The Moonbean Cafe will remain open until construction work starts sometime in the fall, and owner Abby Wallace said she would like to return once work is complete.
The Patio will be unaffected by the renovation.
Anthony Matra, whose Matra Realty owns the buildings at 1123 and 1133 Pleasantville Road, is finalizing plans for Building Department review for the eight- to 10-month construction job.
“We’re still in the final stage of drawing our plans for the [village] to make a final review,” he said, which he expected to complete in the next several months.
The majority of the job entails tearing down the 1,650-square-foot two-story building at 1123 Pleasantville Road that is now home to the first-floor cafe and three second-floor offices. In its place would rise a three-story, 6,740-square-foot structure that will house two takeout restaurants on the ground floor, and eight apartments comprising a mix of studio, one- and two-bedroom units on the second and third floors.
The interior remodeling plan for the 5,400-square-foot, three-story building next door at 1133 Pleasantville Road will not affect The Patio, or the office space in the basement and second floor. Third-floor tenants would move downstairs, he said.
The space between the buildings will be turned into a stamped concrete open patio to provide space for outdoor dining.
A Zoning Board variance will allow Matra to provide fewer parking spaces than required, although some on-street spaces will be created.
Matra’s project is designed to mesh with the village’s amended zoning laws that allow residential units over commercial buildings as a way to revitalize the downtown.
“My wife [Juliana] and I are very excited about this project,” said Matra, who owns Matra Building Corp. in Croton-on-Hudson. “It’s been a long time coming. We’re looking forward to working together with the town to make a real solid improvement for Briarcliff. … There’s a beautiful patio between the two buildings, and it’s going to really be a nice gathering place for the Village of Briarcliff.”
Matra started the company in 1995 as a renovation and remodeling business and later expanded into custom homebuilding, according to its website.
Briarcliff’s Planning Board approved Matra’s site plan earlier this month; the building permit is a final hurdle before construction can begin.
Will Moonbean Rise Again?
Matra said he’s hopeful Wallace will bring her independent coffee shop back when the new building opens. “We’re hoping she’s going to be the first tenant,” he said.
And indeed, Wallace is thinking along the same lines.
“We would like to reopen again, make new changes to the business,” she said recently. “I would definitely like to change a little bit and evolve and adjust to the times.

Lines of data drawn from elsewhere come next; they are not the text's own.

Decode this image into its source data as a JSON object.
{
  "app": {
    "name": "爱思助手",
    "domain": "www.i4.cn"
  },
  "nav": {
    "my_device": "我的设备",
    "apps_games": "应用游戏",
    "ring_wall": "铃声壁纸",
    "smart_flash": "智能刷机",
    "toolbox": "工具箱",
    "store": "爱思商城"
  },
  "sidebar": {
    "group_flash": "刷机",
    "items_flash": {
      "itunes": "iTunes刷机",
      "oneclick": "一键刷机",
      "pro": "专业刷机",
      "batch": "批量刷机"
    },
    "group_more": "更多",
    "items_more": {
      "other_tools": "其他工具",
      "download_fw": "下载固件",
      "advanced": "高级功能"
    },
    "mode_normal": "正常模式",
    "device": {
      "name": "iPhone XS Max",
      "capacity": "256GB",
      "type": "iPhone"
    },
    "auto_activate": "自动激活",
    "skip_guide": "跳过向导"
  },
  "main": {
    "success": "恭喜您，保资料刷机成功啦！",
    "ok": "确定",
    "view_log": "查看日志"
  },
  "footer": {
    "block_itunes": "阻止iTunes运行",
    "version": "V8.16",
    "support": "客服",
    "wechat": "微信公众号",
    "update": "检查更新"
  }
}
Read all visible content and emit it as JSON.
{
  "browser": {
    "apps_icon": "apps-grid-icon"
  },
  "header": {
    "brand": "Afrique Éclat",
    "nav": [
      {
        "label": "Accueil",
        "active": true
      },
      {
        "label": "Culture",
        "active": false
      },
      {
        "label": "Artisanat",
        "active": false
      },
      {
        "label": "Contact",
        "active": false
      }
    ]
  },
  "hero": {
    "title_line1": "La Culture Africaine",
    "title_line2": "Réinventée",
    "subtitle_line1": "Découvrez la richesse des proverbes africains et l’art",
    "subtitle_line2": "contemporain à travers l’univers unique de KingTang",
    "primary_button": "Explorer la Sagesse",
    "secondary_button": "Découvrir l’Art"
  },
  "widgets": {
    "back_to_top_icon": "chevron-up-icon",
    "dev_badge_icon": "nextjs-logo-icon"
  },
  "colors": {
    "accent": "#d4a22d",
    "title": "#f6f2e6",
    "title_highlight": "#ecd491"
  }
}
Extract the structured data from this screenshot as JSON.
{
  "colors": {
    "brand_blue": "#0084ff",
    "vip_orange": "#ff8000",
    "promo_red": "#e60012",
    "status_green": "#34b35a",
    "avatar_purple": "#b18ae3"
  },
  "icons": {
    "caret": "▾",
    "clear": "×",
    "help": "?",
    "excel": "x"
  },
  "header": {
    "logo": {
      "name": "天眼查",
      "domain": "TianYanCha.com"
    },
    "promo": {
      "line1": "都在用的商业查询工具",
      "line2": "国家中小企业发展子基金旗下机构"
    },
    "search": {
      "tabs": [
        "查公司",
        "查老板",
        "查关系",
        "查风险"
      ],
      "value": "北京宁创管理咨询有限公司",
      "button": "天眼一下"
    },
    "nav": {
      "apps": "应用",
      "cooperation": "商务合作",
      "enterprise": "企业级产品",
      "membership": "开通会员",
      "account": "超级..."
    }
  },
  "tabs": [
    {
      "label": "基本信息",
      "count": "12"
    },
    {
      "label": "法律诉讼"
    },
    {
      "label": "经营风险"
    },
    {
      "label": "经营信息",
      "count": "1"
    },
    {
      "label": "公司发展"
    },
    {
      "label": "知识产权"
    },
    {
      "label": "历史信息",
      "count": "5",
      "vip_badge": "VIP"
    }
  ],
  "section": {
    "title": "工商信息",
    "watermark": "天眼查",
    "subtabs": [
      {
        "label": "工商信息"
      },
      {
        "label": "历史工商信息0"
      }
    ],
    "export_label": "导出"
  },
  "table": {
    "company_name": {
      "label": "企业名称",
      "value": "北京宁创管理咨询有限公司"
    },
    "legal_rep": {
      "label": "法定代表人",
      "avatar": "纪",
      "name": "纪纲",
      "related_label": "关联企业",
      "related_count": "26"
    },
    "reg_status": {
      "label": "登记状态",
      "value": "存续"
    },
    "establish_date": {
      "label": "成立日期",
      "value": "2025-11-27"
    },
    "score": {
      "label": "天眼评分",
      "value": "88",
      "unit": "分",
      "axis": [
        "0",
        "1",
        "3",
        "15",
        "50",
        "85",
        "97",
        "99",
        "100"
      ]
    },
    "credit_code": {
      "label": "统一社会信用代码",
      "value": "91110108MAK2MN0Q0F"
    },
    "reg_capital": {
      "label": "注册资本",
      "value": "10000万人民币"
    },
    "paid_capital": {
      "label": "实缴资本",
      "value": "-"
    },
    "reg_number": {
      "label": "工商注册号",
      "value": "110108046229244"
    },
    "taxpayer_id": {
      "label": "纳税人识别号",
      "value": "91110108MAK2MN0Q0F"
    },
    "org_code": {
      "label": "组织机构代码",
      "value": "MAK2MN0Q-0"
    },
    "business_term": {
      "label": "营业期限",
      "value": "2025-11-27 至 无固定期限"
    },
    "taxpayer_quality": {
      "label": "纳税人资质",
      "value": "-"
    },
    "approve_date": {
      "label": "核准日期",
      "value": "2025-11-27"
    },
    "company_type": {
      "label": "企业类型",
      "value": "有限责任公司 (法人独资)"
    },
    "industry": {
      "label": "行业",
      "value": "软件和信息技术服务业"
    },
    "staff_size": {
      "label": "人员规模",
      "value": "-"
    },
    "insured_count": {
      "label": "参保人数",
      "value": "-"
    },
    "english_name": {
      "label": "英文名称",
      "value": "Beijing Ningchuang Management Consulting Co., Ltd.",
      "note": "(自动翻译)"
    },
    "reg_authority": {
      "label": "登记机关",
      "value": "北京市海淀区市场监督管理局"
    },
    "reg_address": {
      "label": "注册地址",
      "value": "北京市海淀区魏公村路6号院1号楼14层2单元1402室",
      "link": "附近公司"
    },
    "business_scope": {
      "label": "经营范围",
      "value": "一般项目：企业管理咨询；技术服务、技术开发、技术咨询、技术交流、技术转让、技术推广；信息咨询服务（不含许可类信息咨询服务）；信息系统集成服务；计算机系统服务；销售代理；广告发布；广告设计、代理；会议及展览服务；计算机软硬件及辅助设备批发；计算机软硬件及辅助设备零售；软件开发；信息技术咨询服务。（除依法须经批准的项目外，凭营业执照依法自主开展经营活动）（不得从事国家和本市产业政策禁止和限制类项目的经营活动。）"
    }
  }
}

Things are so different now than when I took over the business back in 2006.”
“Making some changes to the menu, that type of thing, I’m not sure what the square footage would be like,” Wallace added. “It would be nice to be given a chance to make my own personal touches to it, because when I took over the business everything was already there, from the paint colors to the furniture.”
While she’s no longer working the long hours she did last year, “I’m still kind of welcoming some time off because in the 16 years I’ve owned the place — it’ll be 16 years in June — I have not had a proper vacation.”
When word spread last September about Matra’s plans, “It was just really frustrating because people thought we were going to be closed in a few days or even weeks. People didn’t want to buy gift certificates because they thought we were closing, and I was like, ‘We’re not closing yet.’ ”
She says she wants to keep the Moonbean percolating “until the very end, until we can no longer occupy the space” when construction work starts.
And Wallace, who is married with two daughters and lives in Ossining, plans to stay close to home.
“After 16 years I’ve developed a relationship with a lot of families in the community, and especially with my landlord. Why change a good thing?”